Estimate that interference updates e (k) and actual tracking error according to processObtain the model quality index MQI of closed-loop control system:
&eta; = &Sigma; k = 1 N e ( k ) T Q e ( k ) &Sigma; k = 1 N e &OverBar; ( k ) T Q e &OverBar; ( k ) - - - ( 2 )
Wherein, N refers to and asks for sampled data length needed for index, is 500 in embodiment;Representing the actual tracking error of k moment closed-loop control system, e (k) represents that the process of k moment closed-loop control system estimates that interference updates, and Q represents output weight matrix, in embodiment, and Q=diag{1,100}。
(7) according to closed-loop control system structure, utilize model quality index that modeling quality is monitored;In embodiment, verified the effectiveness of model quality index MQI by following three kinds of different situations。
Situation one: process model mates, but interference model mismatch:
Making K1=0.5, K2=0.3, the situation that simulation process model and interference model all mate, by calculating formula (1) and formula (2), obtaining corresponding KPI desired value be 450.3286, MQI desired values is 0.9993;By setting different K1 and K2 values, obtain the KPI index under interference model exists mismatch condition in various degree and MQI index, as shown in table 1:
Table 1: process model mates, the parameter list under interference model mismatch condition
Can analyzing from table 1, the first row result is two CV variablees is all the white noise interference gained adding drift, due to the interference model that employing is more mated, MQI and KPI index all the increasing than the first row in second, three, four row results。
Simulation result is as shown in figs. 4-7;Can analyze from Fig. 4, estimated interference noise sequence is close to white noise but be not exclusively white noise, overall distribution has a small drift。Fig. 5 is model residual sequence, Fig. 6, and Fig. 7 is model output and setting value, can analyze from Fig. 6, Fig. 7, and the control effectiveness comparison of model is desirable, can overall tracking fixed valure and process tend towards stability。
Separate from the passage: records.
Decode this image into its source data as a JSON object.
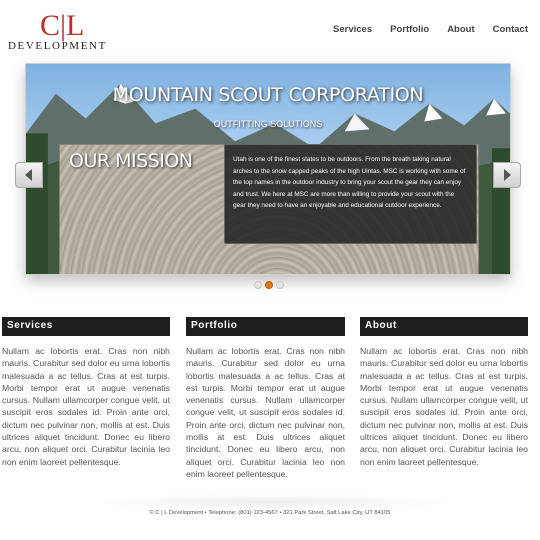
{
  "logo": {
    "mark": "C|L",
    "word": "DEVELOPMENT"
  },
  "nav": [
    {
      "label": "Services"
    },
    {
      "label": "Portfolio"
    },
    {
      "label": "About"
    },
    {
      "label": "Contact"
    }
  ],
  "slider": {
    "title": "MOUNTAIN SCOUT CORPORATION",
    "subtitle": "OUTFITTING SOLUTIONS",
    "mission_heading": "OUR MISSION",
    "caption": "Utah is one of the finest states to be outdoors. From the breath taking natural arches to the snow capped peaks of the high Uintas. MSC is working with some of the top names in the outdoor industry to bring your scout the gear they can enjoy and trust. We here at MSC are more than willing to provide your scout with the gear they need to have an enjoyable and educational outdoor experience.",
    "active_dot": 2,
    "dot_count": 3
  },
  "columns": [
    {
      "heading": "Services",
      "body": "Nullam ac lobortis erat. Cras non nibh mauris. Curabitur sed dolor eu urna lobortis malesuada a ac tellus. Cras at est turpis. Morbi tempor erat ut augue venenatis cursus. Nullam ullamcorper congue velit, ut suscipit eros sodales id. Proin ante orci, dictum nec pulvinar non, mollis at est. Duis ultrices aliquet tincidunt. Donec eu libero arcu, non aliquet orci. Curabitur lacinia leo non enim laoreet pellentesque."
    },
    {
      "heading": "Portfolio",
      "body": "Nullam ac lobortis erat. Cras non nibh mauris. Curabitur sed dolor eu urna lobortis malesuada a ac tellus. Cras at est turpis. Morbi tempor erat ut augue venenatis cursus. Nullam ullamcorper congue velit, ut suscipit eros sodales id. Proin ante orci, dictum nec pulvinar non, mollis at est. Duis ultrices aliquet tincidunt. Donec eu libero arcu, non aliquet orci. Curabitur lacinia leo non enim laoreet pellentesque."
    },
    {
      "heading": "About",
      "body": "Nullam ac lobortis erat. Cras non nibh mauris. Curabitur sed dolor eu urna lobortis malesuada a ac tellus. Cras at est turpis. Morbi tempor erat ut augue venenatis cursus. Nullam ullamcorper congue velit, ut suscipit eros sodales id. Proin ante orci, dictum nec pulvinar non, mollis at est. Duis ultrices aliquet tincidunt. Donec eu libero arcu, non aliquet orci. Curabitur lacinia leo non enim laoreet pellentesque."
    }
  ],
  "footer": "© C | L Development • Telephone: (801) 123-4567 • 321 Park Street, Salt Lake City, UT 84105",
  "colors": {
    "brand_red": "#b5322b",
    "dot_active": "#e07a12",
    "heading_bg": "#1e1e1e"
  }
}
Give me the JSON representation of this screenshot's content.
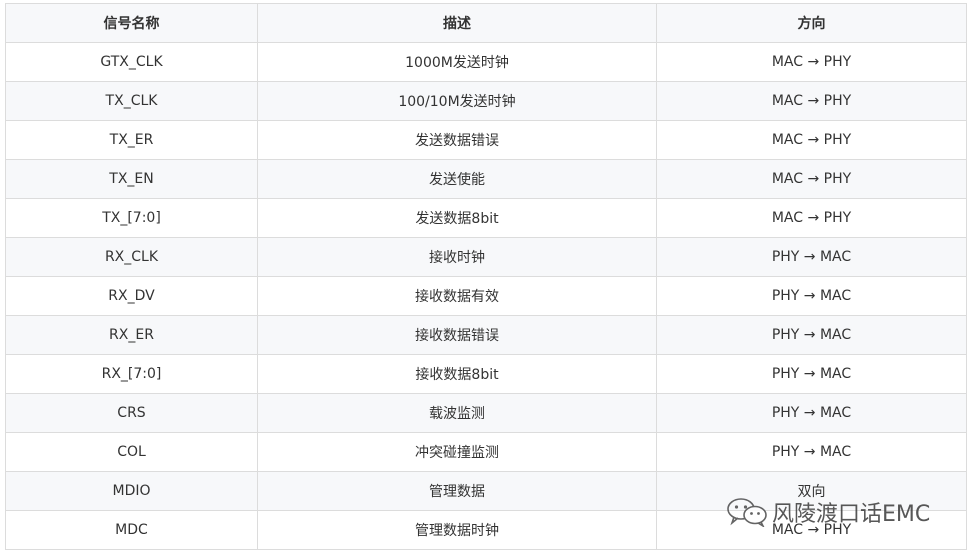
{
  "table": {
    "headers": [
      "信号名称",
      "描述",
      "方向"
    ],
    "rows": [
      {
        "name": "GTX_CLK",
        "desc": "1000M发送时钟",
        "dir": "MAC → PHY"
      },
      {
        "name": "TX_CLK",
        "desc": "100/10M发送时钟",
        "dir": "MAC → PHY"
      },
      {
        "name": "TX_ER",
        "desc": "发送数据错误",
        "dir": "MAC → PHY"
      },
      {
        "name": "TX_EN",
        "desc": "发送使能",
        "dir": "MAC → PHY"
      },
      {
        "name": "TX_[7:0]",
        "desc": "发送数据8bit",
        "dir": "MAC → PHY"
      },
      {
        "name": "RX_CLK",
        "desc": "接收时钟",
        "dir": "PHY → MAC"
      },
      {
        "name": "RX_DV",
        "desc": "接收数据有效",
        "dir": "PHY → MAC"
      },
      {
        "name": "RX_ER",
        "desc": "接收数据错误",
        "dir": "PHY → MAC"
      },
      {
        "name": "RX_[7:0]",
        "desc": "接收数据8bit",
        "dir": "PHY → MAC"
      },
      {
        "name": "CRS",
        "desc": "载波监测",
        "dir": "PHY → MAC"
      },
      {
        "name": "COL",
        "desc": "冲突碰撞监测",
        "dir": "PHY → MAC"
      },
      {
        "name": "MDIO",
        "desc": "管理数据",
        "dir": "双向"
      },
      {
        "name": "MDC",
        "desc": "管理数据时钟",
        "dir": "MAC → PHY"
      }
    ]
  },
  "watermark": {
    "text": "风陵渡口话EMC",
    "icon": "wechat-icon"
  }
}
Situation two: process model and interference model all match condition, but controller parameter is different:
In order to verify the uncontrolled device parameter impact of MQI index, and there is this defect in KPI index, when process model and interference model all mate, can carry out following three groups of contrast tests:
(I) fundamental test, i.e. K1=0.5, K2=0.3 in situation one;
(II) input weight matrix is set to S=diag{0.2,0.6};
(III) namely reflux rate inputs u1It is defined as u1≤151b/min。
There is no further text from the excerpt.